The debt collector is responsible for contacting the credit bureau to remove the debt. Although it is not technically against the law, the Federal Trade Commission (FTC) frowns upon this practice. Additionally, it is possible your debt collector may refuse to do it.
However, if your debt collector agrees to this deal, make sure you get the agreement in writing. This is a great strategy for dealing with a bill you lost or forgot about but is now in collections. When the debt collector removes the collection amount from your credit report, your credit rating should improve.
Know Your Rights and Use Them
The FDCPA protects you from predatory and illegal collection tactics performed by debt collectors.

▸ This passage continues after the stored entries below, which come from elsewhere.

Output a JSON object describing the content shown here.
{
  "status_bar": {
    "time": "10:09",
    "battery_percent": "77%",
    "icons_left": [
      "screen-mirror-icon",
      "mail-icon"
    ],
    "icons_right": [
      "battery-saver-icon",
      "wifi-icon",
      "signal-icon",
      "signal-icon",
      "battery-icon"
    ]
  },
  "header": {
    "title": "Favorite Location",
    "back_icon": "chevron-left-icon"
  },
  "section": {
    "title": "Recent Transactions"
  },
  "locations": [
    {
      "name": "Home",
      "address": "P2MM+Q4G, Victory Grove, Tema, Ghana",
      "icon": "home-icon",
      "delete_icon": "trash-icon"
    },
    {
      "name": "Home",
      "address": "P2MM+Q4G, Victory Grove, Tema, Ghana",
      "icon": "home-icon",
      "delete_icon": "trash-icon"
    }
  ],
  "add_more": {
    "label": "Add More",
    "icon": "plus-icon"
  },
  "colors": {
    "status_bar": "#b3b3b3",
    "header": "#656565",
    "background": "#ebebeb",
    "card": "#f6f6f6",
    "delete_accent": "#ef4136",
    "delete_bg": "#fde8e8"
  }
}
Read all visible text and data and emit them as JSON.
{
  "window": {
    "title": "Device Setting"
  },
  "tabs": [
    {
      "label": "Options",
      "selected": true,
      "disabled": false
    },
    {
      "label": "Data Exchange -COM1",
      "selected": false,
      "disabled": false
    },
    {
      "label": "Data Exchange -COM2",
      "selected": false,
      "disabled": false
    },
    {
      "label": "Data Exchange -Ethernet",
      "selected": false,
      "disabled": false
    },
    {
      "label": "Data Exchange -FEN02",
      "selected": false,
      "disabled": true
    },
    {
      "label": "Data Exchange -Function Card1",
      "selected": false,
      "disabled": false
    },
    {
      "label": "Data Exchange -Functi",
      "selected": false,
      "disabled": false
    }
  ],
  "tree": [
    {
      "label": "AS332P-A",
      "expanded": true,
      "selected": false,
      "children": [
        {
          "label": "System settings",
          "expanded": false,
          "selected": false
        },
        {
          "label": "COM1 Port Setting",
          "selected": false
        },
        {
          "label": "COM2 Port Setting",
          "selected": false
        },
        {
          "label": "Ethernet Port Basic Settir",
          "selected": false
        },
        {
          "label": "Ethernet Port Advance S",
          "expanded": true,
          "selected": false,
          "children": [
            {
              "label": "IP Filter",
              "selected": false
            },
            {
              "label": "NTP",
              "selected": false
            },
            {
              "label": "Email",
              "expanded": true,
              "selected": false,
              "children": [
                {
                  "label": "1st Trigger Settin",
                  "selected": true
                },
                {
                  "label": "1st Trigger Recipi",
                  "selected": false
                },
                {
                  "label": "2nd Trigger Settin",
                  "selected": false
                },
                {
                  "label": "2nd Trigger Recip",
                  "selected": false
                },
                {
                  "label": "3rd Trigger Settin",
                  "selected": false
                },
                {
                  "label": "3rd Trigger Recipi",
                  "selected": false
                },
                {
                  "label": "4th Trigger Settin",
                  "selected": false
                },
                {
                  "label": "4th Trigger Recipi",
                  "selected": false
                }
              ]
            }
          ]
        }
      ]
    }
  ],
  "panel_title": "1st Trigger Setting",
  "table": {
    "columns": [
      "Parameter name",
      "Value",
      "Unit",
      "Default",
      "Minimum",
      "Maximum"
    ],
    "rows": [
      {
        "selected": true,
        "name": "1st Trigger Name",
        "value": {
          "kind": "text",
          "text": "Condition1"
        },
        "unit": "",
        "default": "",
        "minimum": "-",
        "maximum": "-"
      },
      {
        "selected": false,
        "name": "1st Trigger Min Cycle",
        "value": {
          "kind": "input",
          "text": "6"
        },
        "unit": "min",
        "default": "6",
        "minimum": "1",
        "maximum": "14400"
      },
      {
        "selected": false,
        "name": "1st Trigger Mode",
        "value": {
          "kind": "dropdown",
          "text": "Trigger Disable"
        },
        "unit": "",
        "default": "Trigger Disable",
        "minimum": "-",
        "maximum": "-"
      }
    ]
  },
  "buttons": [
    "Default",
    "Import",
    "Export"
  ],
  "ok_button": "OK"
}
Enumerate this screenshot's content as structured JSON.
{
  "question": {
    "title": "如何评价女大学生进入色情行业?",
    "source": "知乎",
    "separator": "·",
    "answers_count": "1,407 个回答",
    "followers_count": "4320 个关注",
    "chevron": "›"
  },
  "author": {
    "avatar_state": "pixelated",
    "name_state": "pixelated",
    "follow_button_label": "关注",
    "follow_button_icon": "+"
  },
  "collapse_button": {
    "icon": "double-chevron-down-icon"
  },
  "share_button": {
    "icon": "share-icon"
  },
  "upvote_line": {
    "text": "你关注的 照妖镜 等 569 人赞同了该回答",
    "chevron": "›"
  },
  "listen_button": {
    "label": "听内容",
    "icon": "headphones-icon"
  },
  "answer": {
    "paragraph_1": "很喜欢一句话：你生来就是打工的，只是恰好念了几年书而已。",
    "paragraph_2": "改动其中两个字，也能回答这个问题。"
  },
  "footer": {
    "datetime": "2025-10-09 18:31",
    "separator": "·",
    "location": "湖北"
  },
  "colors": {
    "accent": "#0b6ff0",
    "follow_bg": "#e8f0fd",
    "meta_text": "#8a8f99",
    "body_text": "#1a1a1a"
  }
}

Debt collectors are required to be honest with you. You have control over how and when debt collectors are contacting you. Additionally, you have the right to legally dispute the debt.
The debt collector cannot ask you for any payment until the dispute is settled if the debt is challenged within 30 days of initial contact. If the 30-day timeframe has passed, you can challenge the debt. Keep in mind, however, that the debt collector can still contact you for payment while the dispute is ongoing.
If you believe your rights have been violated under the FDCPA, you can file a complaint with the CFPB. Your state may offer you additional protection as well. Check with your state attorney general’s office or local legal aid for more assistance.
Understanding your state and federal protections throughout the debt collection process is extremely important. Knowing how to exercise your rights as a consumer unapologetically can set you up for success in dealing with debt collectors.